The Summit County Farm Bureau Distinguished Service Award is the highest honor we can bestow on an individual. Choosing a worthy recipient from the many qualified can be difficult for the three previous winners, who are assigned the task. The award is given to a bona fide farmer who has made an outstanding contribution to their local community and the industry of agriculture. However, this year, it was not only easy but unanimous for us.
This year’s honoree has been a trustee on the Summit County Farm Bureau board since 2007 and has served as our Public Policy Action Team Leader for a number of years now, representing us at Ag Day at the Capital, each year. He oversees our Antique Museum building at the fairgrounds, moves our educational kiosk from one location to another, makes drop-offs and pickups from the office and is basically our secretary/treasurer’s “go for”! During the big oil and gas boom, a few years ago, he donated his expertise with many of our members, reviewing and explaining oil and gas lease language with many of them individually.
This year’s recipient was born and raised in Tallmadge, living there virtually all his life, before moving to Copley 12 years ago.
He is the oldest of five boys.
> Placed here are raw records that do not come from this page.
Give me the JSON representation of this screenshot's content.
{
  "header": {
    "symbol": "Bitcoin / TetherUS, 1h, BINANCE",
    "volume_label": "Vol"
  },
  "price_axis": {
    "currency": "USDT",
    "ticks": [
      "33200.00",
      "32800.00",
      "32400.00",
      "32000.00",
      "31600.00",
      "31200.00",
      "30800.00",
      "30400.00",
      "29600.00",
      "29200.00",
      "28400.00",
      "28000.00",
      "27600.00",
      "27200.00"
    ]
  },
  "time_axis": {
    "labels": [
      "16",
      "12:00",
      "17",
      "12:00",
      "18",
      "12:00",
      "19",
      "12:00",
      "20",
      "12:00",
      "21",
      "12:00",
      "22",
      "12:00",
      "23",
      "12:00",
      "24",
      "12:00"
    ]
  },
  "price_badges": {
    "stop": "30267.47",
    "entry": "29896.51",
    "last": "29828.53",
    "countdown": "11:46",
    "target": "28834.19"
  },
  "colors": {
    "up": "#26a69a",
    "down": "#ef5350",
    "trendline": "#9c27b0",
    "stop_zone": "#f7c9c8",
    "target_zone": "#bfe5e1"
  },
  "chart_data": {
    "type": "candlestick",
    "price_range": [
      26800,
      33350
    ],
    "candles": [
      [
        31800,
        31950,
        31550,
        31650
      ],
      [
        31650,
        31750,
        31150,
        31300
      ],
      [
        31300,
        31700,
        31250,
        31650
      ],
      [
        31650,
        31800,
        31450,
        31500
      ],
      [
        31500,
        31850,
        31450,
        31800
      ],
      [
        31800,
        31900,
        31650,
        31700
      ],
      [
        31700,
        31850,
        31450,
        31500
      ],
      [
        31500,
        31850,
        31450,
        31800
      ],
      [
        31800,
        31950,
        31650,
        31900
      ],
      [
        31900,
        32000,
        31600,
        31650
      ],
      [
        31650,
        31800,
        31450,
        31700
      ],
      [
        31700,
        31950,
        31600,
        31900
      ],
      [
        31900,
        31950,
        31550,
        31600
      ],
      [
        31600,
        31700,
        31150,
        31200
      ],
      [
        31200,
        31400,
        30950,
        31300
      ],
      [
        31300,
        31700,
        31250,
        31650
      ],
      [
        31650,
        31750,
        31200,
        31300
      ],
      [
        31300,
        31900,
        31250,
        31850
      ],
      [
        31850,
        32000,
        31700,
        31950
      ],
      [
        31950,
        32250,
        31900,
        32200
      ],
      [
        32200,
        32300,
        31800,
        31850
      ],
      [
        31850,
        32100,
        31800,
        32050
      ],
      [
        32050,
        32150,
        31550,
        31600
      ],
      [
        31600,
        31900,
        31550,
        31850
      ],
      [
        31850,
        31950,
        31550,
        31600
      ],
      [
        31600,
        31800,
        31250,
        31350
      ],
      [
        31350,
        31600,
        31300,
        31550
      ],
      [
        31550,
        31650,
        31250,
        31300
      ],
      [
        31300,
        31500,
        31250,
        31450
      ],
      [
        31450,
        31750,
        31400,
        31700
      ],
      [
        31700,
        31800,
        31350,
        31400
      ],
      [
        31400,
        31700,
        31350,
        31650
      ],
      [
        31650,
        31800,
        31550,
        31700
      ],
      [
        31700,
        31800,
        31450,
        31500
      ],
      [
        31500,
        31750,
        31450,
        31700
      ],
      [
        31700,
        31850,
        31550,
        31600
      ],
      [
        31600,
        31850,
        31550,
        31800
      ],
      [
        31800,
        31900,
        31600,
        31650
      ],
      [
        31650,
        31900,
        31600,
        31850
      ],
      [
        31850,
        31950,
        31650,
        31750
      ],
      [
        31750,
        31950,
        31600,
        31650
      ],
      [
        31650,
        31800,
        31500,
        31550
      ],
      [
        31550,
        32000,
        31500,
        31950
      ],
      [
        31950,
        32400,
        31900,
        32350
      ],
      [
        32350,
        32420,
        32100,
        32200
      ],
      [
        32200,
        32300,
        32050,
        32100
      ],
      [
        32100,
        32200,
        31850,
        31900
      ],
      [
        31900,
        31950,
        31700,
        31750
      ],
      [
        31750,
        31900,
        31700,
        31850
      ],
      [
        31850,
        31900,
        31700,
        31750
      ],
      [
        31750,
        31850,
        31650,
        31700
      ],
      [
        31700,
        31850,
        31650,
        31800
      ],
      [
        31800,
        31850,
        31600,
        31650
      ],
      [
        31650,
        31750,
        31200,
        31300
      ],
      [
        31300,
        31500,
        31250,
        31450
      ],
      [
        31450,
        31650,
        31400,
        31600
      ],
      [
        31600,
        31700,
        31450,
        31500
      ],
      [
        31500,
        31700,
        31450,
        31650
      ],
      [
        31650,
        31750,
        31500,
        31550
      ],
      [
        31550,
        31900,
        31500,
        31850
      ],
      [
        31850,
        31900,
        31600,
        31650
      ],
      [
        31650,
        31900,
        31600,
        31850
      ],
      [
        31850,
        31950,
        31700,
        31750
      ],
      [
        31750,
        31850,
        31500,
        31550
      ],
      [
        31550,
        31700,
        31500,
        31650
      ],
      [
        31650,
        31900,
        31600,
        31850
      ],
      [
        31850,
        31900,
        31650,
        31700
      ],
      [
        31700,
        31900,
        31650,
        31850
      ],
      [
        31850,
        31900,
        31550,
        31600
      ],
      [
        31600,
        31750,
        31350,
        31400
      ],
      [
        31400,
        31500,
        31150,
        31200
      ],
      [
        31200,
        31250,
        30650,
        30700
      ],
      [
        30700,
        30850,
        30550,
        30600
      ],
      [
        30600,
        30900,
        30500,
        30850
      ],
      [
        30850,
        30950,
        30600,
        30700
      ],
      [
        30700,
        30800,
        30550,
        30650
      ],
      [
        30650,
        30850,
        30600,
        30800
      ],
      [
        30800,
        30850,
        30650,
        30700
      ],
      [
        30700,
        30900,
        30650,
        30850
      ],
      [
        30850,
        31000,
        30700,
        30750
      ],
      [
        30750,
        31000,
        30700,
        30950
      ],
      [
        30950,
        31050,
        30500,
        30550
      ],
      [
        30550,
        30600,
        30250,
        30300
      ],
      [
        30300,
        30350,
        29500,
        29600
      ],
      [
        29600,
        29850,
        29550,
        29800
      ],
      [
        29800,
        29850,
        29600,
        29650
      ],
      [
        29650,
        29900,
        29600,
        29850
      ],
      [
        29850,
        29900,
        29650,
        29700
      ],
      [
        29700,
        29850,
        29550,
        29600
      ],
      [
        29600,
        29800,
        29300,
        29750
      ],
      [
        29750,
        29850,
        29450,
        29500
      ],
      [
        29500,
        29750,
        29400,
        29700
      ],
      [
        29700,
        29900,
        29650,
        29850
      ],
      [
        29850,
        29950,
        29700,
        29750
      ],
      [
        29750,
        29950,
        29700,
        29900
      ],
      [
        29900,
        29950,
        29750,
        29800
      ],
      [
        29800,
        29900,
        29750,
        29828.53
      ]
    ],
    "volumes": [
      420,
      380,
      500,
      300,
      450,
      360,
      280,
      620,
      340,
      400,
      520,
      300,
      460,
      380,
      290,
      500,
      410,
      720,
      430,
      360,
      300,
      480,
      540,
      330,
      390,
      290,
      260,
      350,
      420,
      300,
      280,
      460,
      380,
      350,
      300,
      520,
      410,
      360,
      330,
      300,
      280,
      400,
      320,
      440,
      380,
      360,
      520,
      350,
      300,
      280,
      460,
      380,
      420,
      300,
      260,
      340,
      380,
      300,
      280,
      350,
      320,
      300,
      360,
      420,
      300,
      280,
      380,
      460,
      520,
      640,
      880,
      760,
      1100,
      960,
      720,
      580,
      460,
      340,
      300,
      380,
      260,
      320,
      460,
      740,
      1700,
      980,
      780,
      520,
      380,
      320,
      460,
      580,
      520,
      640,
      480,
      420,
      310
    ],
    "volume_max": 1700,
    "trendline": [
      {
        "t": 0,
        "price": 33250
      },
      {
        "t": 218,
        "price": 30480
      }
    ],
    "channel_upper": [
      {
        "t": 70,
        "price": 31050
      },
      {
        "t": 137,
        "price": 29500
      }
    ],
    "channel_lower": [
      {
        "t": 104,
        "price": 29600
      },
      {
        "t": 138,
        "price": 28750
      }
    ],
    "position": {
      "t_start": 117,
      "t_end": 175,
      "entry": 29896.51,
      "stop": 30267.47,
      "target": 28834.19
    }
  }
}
His poor mother had five boys in five and half years – poor thing she had to just open the door every morning and release them to be raised by wolves.
He was raised with a very large extended family, having 58 first cousins – you know, one of those LARGE catholic families. Consequently, family was a very important part of his youth and being the oldest made our recipient close to his paternal grandparents, who lived next door. In fact he slept at their house each night through high school and college, when his grandfather died, soothing his grandmother’s fears of staying alone at night.
A good education was very important in his family, as well. In fact, our recipient was in the very FIRST class of Walsh Jesuit High School, the class of 1969. This was the time of the Viet Nam War and the “draft” which guided our recipient directly on to college. He graduated from the University of Akron with a degree in Structural Engineering, four years later.
He has been an active owner, partner and Professional Engineer for a number of the Walsh Family Group of Construction and Environmental Demolition and Remediation Companies and Real Estate Holdings for over 50 years.
Many do not know that he and a handful of “work” friends started an insurance company, American Safety, when they had difficulty getting insurance to cover their “environmental cleanup” projects. They owned and operated American Safety until it went public on the stock exchange.
He worked all over our United States as the supervising engineer on many sites, such as: the Superfund Site known as the Summit National Site or the Deerfield Dump, the exploratory excavation of buried underground storage tanks at the base of the Statue of Liberty, the decontamination of the bullet manufacturing equipment at the Hawthorne Army Depot in Nevada, the asbestos removal and environmental remediation of the Terminal Tower Complex known as Tower City Center in Cleveland, the cleaning of Armco Steel’s largest bag house facility at their Houston, Texas Steel Mill, the asbestos removal of the former Polsky’s Department Store Parking Deck in Akron now a part of the University of Akron Campus, the underground demolition and environmental remediation of the former Ohio State Penitentiary in Columbus, the Clean Ohio Remediation Project to clean up the former Armco Steel Mill Superfund Site in New Boston, Ohio, as well as numerous other projects and sites; near and far away.
His agriculture connection came from his father, a man who loved horses and was active in the American Quarter Horse world. Consequently, he and his brothers grew up with backyard ponies and horses when they were very young. His father purchased a farm in Brimfield and built an indoor arena for the boys, hoping to keep them out of trouble – ha ha ha, that didn’t work! They grew up active in 4-H at the Summit County fairgrounds. I am sure there are still stories of their escapades floating around the fairgrounds. He helped his father, a mason contractor, who volunteered much of his time and expertise at the fairgrounds over the years of the Central Ohio Saddle Club, building bathrooms and other structures. Our recipient continues his father’s commitment to the fairgrounds with his dedication to taking care of the Summit County Farm Bureau’s Antique Museum building, as well as addressing the repeated fairgrounds flooding issues with our county legislators.
Now, many of us may not understand the “hold” horses have on one’s soul. I’ve been told that once horses are in your blood, you are a slave to them forever and he continues this commitment to the equine world with his “significant other”, whose father trained HIS father’s horses. During their youth, there were horse shows every weekend. Many “horse show” kids not only hung out together at the shows, but developed life-long friends, some of which are here tonight to share in his surprise. Please join me in showing our appreciation to our 2017 Distinguished Service Award recipient, Tim Walsh.